1. Is the entity a significant global entity and therefore affected by these rules?
Because these additional rules apply to SGEs, we would encourage Australian entities that are part of large multinational groups to come and talk to us so that we can determine whether the entity would be a SGE and therefore subject to these rules.
Note, the Australian entity may be a SGE even if the Australian entity has negligible income in Australia but the global income of the multinational is at least $1 billion (AUD) in the year.
2. An Australian taxpayer that is a SGE will be subject to these additional compliance obligations
In particular, the Australian taxpayer will have to disclose in its tax return whether it is a SGE.

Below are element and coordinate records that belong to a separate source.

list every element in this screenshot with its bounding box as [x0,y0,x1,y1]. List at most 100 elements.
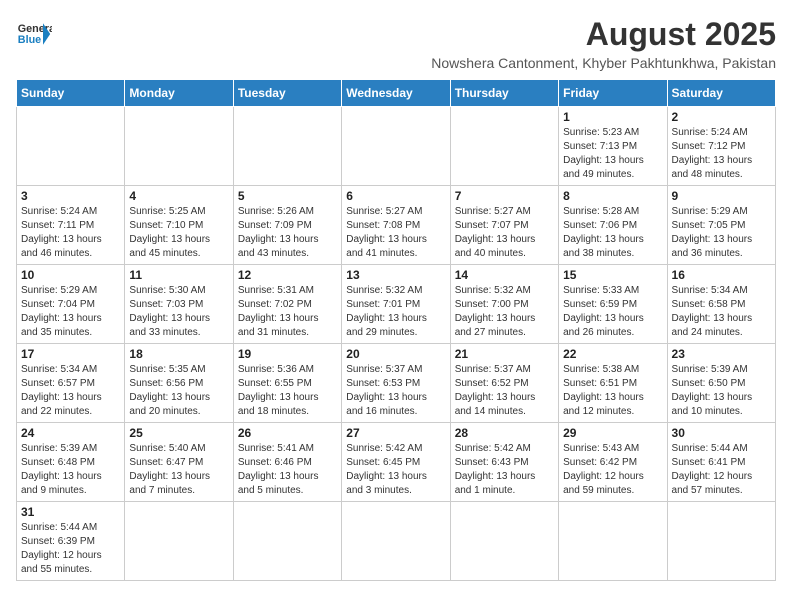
day-number: 10 [21,268,120,282]
calendar-week-row: 1Sunrise: 5:23 AM Sunset: 7:13 PM Daylig… [17,107,776,186]
calendar-cell: 25Sunrise: 5:40 AM Sunset: 6:47 PM Dayli… [125,423,233,502]
calendar-week-row: 24 Sunrise: 5:39 AM Sunset: 6:48 PM Dayli… [17,423,776,502]
calendar-cell: 21 Sunrise: 5:37 AM Sunset: 6:52 PM Dayli… [450,344,558,423]
day-info: Sunrise: 5:29 AM Sunset: 7:05 PM Dayligh… [672,205,771,261]
calendar-cell: 23Sunrise: 5:39 AM Sunset: 6:50 PM Dayli… [667,344,775,423]
weekday-header-monday: Monday [125,80,233,107]
calendar-cell: 20 Sunrise: 5:37 AM Sunset: 6:53 PM Dayli… [342,344,450,423]
calendar-cell: 5Sunrise: 5:26 AM Sunset: 7:09 PM Daylig… [233,186,341,265]
calendar-cell: 14 Sunrise: 5:32 AM Sunset: 7:00 PM Dayli… [450,265,558,344]
calendar-cell: 4 Sunrise: 5:25 AM Sunset: 7:10 PM Daylig… [125,186,233,265]
day-info: Sunrise: 5:44 AM Sunset: 6:41 PM Dayligh… [672,442,771,498]
calendar-week-row: 17 Sunrise: 5:34 AM Sunset: 6:57 PM Dayli… [17,344,776,423]
calendar-cell: 27Sunrise: 5:42 AM Sunset: 6:45 PM Dayli… [342,423,450,502]
day-number: 30 [672,426,771,440]
calendar-cell: 29Sunrise: 5:43 AM Sunset: 6:42 PM Dayli… [559,423,667,502]
weekday-header-sunday: Sunday [17,80,125,107]
day-number: 28 [455,426,554,440]
calendar-cell: 11Sunrise: 5:30 AM Sunset: 7:03 PM Dayli… [125,265,233,344]
day-number: 21 [455,347,554,361]
day-info: Sunrise: 5:27 AM Sunset: 7:07 PM Dayligh… [455,205,554,261]
day-info: Sunrise: 5:28 AM Sunset: 7:06 PM Dayligh… [563,205,662,261]
day-info: Sunrise: 5:32 AM Sunset: 7:00 PM Dayligh… [455,284,554,340]
day-number: 22 [563,347,662,361]
day-info: Sunrise: 5:42 AM Sunset: 6:45 PM Dayligh… [346,442,445,498]
day-info: Sunrise: 5:44 AM Sunset: 6:39 PM Dayligh… [21,521,120,577]
day-number: 14 [455,268,554,282]
day-info: Sunrise: 5:41 AM Sunset: 6:46 PM Dayligh… [238,442,337,498]
calendar-cell: 3Sunrise: 5:24 AM Sunset: 7:11 PM Daylig… [17,186,125,265]
weekday-header-friday: Friday [559,80,667,107]
day-info: Sunrise: 5:39 AM Sunset: 6:48 PM Dayligh… [21,442,120,498]
month-year-title: August 2025 [431,16,776,53]
day-info: Sunrise: 5:39 AM Sunset: 6:50 PM Dayligh… [672,363,771,419]
calendar-cell: 26 Sunrise: 5:41 AM Sunset: 6:46 PM Dayli… [233,423,341,502]
day-number: 29 [563,426,662,440]
day-info: Sunrise: 5:33 AM Sunset: 6:59 PM Dayligh… [563,284,662,340]
day-info: Sunrise: 5:37 AM Sunset: 6:52 PM Dayligh… [455,363,554,419]
day-info: Sunrise: 5:42 AM Sunset: 6:43 PM Dayligh… [455,442,554,498]
day-number: 24 [21,426,120,440]
calendar-week-row: 3Sunrise: 5:24 AM Sunset: 7:11 PM Daylig… [17,186,776,265]
day-number: 16 [672,268,771,282]
day-info: Sunrise: 5:34 AM Sunset: 6:57 PM Dayligh… [21,363,120,419]
location-subtitle: Nowshera Cantonment, Khyber Pakhtunkhwa,… [431,55,776,71]
generalblue-logo-icon: General Blue [16,16,52,52]
day-number: 3 [21,189,120,203]
day-number: 18 [129,347,228,361]
day-number: 5 [238,189,337,203]
calendar-cell: 1Sunrise: 5:23 AM Sunset: 7:13 PM Daylig… [559,107,667,186]
day-number: 17 [21,347,120,361]
calendar-cell [342,502,450,581]
day-info: Sunrise: 5:38 AM Sunset: 6:51 PM Dayligh… [563,363,662,419]
logo: General Blue [16,16,52,52]
day-info: Sunrise: 5:35 AM Sunset: 6:56 PM Dayligh… [129,363,228,419]
day-info: Sunrise: 5:31 AM Sunset: 7:02 PM Dayligh… [238,284,337,340]
calendar-cell: 13 Sunrise: 5:32 AM Sunset: 7:01 PM Dayli… [342,265,450,344]
calendar-cell: 18 Sunrise: 5:35 AM Sunset: 6:56 PM Dayli… [125,344,233,423]
day-info: Sunrise: 5:27 AM Sunset: 7:08 PM Dayligh… [346,205,445,261]
calendar-cell: 19 Sunrise: 5:36 AM Sunset: 6:55 PM Dayli… [233,344,341,423]
header: General Blue August 2025 Nowshera Canton… [16,16,776,71]
day-number: 13 [346,268,445,282]
calendar-cell [233,502,341,581]
calendar-cell: 9Sunrise: 5:29 AM Sunset: 7:05 PM Daylig… [667,186,775,265]
day-number: 8 [563,189,662,203]
svg-text:Blue: Blue [18,34,41,46]
calendar-week-row: 31Sunrise: 5:44 AM Sunset: 6:39 PM Dayli… [17,502,776,581]
day-info: Sunrise: 5:24 AM Sunset: 7:12 PM Dayligh… [672,126,771,182]
day-info: Sunrise: 5:36 AM Sunset: 6:55 PM Dayligh… [238,363,337,419]
calendar-cell [125,107,233,186]
day-info: Sunrise: 5:37 AM Sunset: 6:53 PM Dayligh… [346,363,445,419]
calendar-cell: 8 Sunrise: 5:28 AM Sunset: 7:06 PM Daylig… [559,186,667,265]
calendar-cell [125,502,233,581]
day-info: Sunrise: 5:30 AM Sunset: 7:03 PM Dayligh… [129,284,228,340]
calendar-cell [667,502,775,581]
weekday-header-wednesday: Wednesday [342,80,450,107]
calendar-cell [342,107,450,186]
calendar-cell [17,107,125,186]
calendar-week-row: 10Sunrise: 5:29 AM Sunset: 7:04 PM Dayli… [17,265,776,344]
weekday-header-tuesday: Tuesday [233,80,341,107]
day-info: Sunrise: 5:25 AM Sunset: 7:10 PM Dayligh… [129,205,228,261]
calendar-cell: 12Sunrise: 5:31 AM Sunset: 7:02 PM Dayli… [233,265,341,344]
day-number: 7 [455,189,554,203]
calendar-cell [450,107,558,186]
day-info: Sunrise: 5:34 AM Sunset: 6:58 PM Dayligh… [672,284,771,340]
day-info: Sunrise: 5:32 AM Sunset: 7:01 PM Dayligh… [346,284,445,340]
weekday-header-row: SundayMondayTuesdayWednesdayThursdayFrid… [17,80,776,107]
calendar-cell: 30 Sunrise: 5:44 AM Sunset: 6:41 PM Dayli… [667,423,775,502]
day-number: 19 [238,347,337,361]
calendar-cell: 16 Sunrise: 5:34 AM Sunset: 6:58 PM Dayli… [667,265,775,344]
calendar-cell: 28 Sunrise: 5:42 AM Sunset: 6:43 PM Dayli… [450,423,558,502]
calendar-cell: 22 Sunrise: 5:38 AM Sunset: 6:51 PM Dayli… [559,344,667,423]
day-number: 26 [238,426,337,440]
day-info: Sunrise: 5:23 AM Sunset: 7:13 PM Dayligh… [563,126,662,182]
calendar-cell: 24 Sunrise: 5:39 AM Sunset: 6:48 PM Dayli… [17,423,125,502]
day-number: 4 [129,189,228,203]
day-number: 2 [672,110,771,124]
day-info: Sunrise: 5:40 AM Sunset: 6:47 PM Dayligh… [129,442,228,498]
day-number: 20 [346,347,445,361]
weekday-header-saturday: Saturday [667,80,775,107]
calendar-cell: 15Sunrise: 5:33 AM Sunset: 6:59 PM Dayli… [559,265,667,344]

Provided the Australian entity is a SGE, the Australian entity (and not the foreign head company3) may have to lodge:
- general purpose financial statements (i.e. Tier 1 general purpose financial statements or Tier 2 Reduced Disclosure Regime (RDR) financial statements, as applicable) with the ATO (if they do not lodge such statements with ASIC) ;
- transfer pricing documentation (e.g. country-by-country (CBC)6 reports such as local files7) with the ATO within 12 months after the end of each income year.
Therefore, SGEs with substituted accounting periods of 31 December 2016 will have to lodge these CBC reports by 31 December 2017.
If either the general purpose financial statements or CBC report is lodged late, significant penalties could apply (see above).
Australian taxpayers that are part of multinational groups should have conversations with their foreign head entities about what information they will need to collate for local CBC reporting.
3. An Australian taxpayer that is a SGE will be subject to these additional tax consequences
(a) Multinational anti-avoidance Law (MAAL)8
Broadly, the MAAL aims to prevent multinationals from contriving to not have a taxable presence / permanent establishment (PE) in Australia and therefore attempting to book profits from Australian sales to overseas low tax jurisdictions (and not pay tax in Australia).
If the MAAL applies, the ATO can attribute such income to the Australian entity, make the income subject to Australian tax and impose increased administrative penalties (see above).
(b) Diverted profits tax (DPT)9
Broadly, the DPT is a penalty tax of 40% on the profits that have been diverted to significantly lower tax jurisdictions (e.g. broadly foreign countries with a company tax rate that is less than 80% of the tax rate in Australia ).
An Australian taxpayer with income of less than $25 million may also be exempt from the DPT.
The way forward
These requirements are very complex and place a substantial burden on such multinationals to comply with the Australian rules.
Since Nexia is a global accountancy network with offices all over the world, we are well-equipped to handle multinational tax and disclosure issues.
Please contact us so that we can assist you in complying with these obligations and to help you manage your exposure to risk.
1 - Unless otherwise specified, all currencies are expressed in Australian dollar (AUD).
2 - Increase in administrative penalties applies from 1 July 2017
3 - A foreign head company may have to lodge a global CBC report (showing the global activities of the multinational as well as the location of its income and taxes paid) in the foreign jurisdiction. The ATO may obtain a copy of this report from the foreign revenue authority through exchange of information provisions.
4 - The obligation to lodge general purpose financial statements applies for years beginning on or after 1 July 2016
5 - Failure to lodge these general purpose financial statements will also lead to increased administrative penalties (see above).
6 - CBC reporting applies to years commencing on or after 1 January 2016
7 - The Local File provides detailed information on the specific intercompany related party dealings relevant to Australia.
8 - The MAAL applies from 1 January 2016
9 - DPT applies from 1 July 2017
10 - s177L of the Income Tax Assessment Act 1997. Australian businesses diverting profits to Singapore, Hong Kong, UK and Ireland may be subject to DPT because these countries have tax rates of lower than 24%.